By Chris Kissell May 5, 2014 6:00 AM
Last year marked another year of job growth, more evidence that the Great Recession is now in America's rearview mirror as the nation's economy moves forward.
Still, the jobs numbers were far from robust.
In 2013, the job-growth rate increased by 1.7 percent -- the same percentage of growth as in 2012, according to an analysis of Bureau of Labor Statistics data by Lee McPheters, research professor at the W. P. Carey School of Business at Arizona State University in Phoenix.
While any growth is a cause for celebration, those waiting for a return of the go-go days of the 1990s -- or even the solid job growth in the years before the 2007 recession -- may have a long wait indeed, McPheters says.
In fact, he wonders if America has entered a "new normal," in which job growth can be summed up in a single phrase: "Not bad, not great."
In the following interview, McPheters offers a snapshot of U.S. job growth in 2013.
The top 10 cities for job growth are all in the western or southern United States. Aside from North Dakota, that's also true of the top 10 states. What factors are driving job growth in the West and South as opposed to the Midwest and East Coast?

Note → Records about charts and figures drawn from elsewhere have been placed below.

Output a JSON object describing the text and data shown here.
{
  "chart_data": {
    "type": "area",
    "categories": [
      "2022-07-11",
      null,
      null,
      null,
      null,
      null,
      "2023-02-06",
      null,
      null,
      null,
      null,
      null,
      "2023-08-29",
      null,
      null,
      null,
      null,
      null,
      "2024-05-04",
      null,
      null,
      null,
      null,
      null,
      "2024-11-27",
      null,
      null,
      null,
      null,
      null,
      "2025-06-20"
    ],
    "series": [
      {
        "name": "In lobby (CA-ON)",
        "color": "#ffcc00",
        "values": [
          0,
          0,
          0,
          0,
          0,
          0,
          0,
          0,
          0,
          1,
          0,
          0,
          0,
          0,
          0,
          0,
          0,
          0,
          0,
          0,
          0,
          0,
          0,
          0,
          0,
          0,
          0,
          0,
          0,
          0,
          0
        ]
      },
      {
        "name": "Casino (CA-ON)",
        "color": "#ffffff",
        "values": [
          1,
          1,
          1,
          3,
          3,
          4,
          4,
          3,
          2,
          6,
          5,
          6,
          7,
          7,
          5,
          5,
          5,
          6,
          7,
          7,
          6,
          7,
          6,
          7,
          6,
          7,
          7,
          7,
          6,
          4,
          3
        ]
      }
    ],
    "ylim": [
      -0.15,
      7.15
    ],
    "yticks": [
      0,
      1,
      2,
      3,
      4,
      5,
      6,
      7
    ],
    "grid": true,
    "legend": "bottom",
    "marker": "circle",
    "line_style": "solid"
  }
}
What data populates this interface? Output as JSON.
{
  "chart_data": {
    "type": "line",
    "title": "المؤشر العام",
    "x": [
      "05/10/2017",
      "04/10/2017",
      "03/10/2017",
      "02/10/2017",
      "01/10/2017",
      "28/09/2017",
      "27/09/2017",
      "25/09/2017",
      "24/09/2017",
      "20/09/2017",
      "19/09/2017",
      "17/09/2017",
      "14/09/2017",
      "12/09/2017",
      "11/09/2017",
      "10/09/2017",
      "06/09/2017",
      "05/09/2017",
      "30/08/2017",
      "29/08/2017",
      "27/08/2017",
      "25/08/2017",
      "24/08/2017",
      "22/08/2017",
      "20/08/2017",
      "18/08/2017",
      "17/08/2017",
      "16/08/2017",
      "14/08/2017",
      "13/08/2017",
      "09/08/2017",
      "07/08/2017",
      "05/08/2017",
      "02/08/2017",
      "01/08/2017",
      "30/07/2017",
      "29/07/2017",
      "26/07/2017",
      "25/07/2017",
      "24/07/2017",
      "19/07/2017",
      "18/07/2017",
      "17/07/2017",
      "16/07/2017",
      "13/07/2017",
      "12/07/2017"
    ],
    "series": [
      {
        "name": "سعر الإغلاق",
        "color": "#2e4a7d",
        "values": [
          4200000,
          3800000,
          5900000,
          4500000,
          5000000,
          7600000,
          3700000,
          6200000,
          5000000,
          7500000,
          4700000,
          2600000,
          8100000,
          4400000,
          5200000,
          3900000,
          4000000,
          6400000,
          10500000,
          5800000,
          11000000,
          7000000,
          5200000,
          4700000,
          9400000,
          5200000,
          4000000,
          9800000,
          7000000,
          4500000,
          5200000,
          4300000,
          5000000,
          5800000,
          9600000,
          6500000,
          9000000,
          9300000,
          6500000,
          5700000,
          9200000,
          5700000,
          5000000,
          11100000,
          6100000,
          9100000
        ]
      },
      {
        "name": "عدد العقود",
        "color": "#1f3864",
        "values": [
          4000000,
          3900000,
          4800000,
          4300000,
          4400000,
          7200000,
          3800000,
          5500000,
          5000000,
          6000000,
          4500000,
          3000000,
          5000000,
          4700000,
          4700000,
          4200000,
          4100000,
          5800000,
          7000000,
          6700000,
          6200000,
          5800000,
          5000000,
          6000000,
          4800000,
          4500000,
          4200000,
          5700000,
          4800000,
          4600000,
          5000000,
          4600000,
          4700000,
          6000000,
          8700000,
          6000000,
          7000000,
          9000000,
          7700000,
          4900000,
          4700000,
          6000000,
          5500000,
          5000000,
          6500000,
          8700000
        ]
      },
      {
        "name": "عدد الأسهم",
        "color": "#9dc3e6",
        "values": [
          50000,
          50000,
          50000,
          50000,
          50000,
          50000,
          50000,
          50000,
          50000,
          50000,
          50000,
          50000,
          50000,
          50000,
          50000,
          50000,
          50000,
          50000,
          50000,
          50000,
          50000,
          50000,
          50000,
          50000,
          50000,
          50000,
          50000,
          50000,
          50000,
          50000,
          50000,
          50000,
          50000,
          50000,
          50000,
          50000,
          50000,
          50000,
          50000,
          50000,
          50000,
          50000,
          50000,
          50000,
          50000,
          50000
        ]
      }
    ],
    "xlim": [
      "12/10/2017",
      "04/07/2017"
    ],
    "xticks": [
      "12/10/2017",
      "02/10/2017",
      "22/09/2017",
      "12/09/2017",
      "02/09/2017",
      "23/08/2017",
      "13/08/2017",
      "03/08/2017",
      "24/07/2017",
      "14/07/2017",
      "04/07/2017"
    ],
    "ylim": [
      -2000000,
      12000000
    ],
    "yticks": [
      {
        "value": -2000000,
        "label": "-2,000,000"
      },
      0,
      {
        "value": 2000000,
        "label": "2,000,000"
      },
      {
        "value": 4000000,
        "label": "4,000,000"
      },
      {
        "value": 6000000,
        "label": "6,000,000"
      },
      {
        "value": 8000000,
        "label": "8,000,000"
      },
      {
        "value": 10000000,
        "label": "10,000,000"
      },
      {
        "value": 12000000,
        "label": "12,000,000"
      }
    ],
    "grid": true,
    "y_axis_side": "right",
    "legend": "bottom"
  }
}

The West and Southeast have benefited from migration growth patterns over the past several decades. Based on 2013 census data, Florida and Texas ranked first and second in domestic migration, and California was first in international migration.
In general, people have resumed moving from the Midwest and Northeast to the West and Southeast. North Dakota is a special case, where job growth linked to shale oil and other resources has caused growth rates to spike.
California, Texas and Florida appear to be the biggest winners. Do those states share anything in common that is driving their job growth?
What they have in common is construction jobs, a traditional driver of recession recovery, but an ingredient that has been lacking this time. The nation added 180,000 construction jobs in 2013, and California, Texas and Florida account for one-half of these. California added 46,000 construction jobs, followed by Texas and Florida (in that order), with approximately 27,000 construction jobs each.
By contrast, Pittsburgh, Philadelphia, St. Louis and Cleveland are all struggling and rank at the bottom. What is going wrong in those cities?
To rank among the leaders in overall job creation, a metro area has to see above-average growth in its larger industries. Cleveland had solid growth in professional and technical jobs, more than 3 percent in 2013, but that was not enough to offset slower growth in health care, an industry that is three times larger in Cleveland and has shown good growth nationally.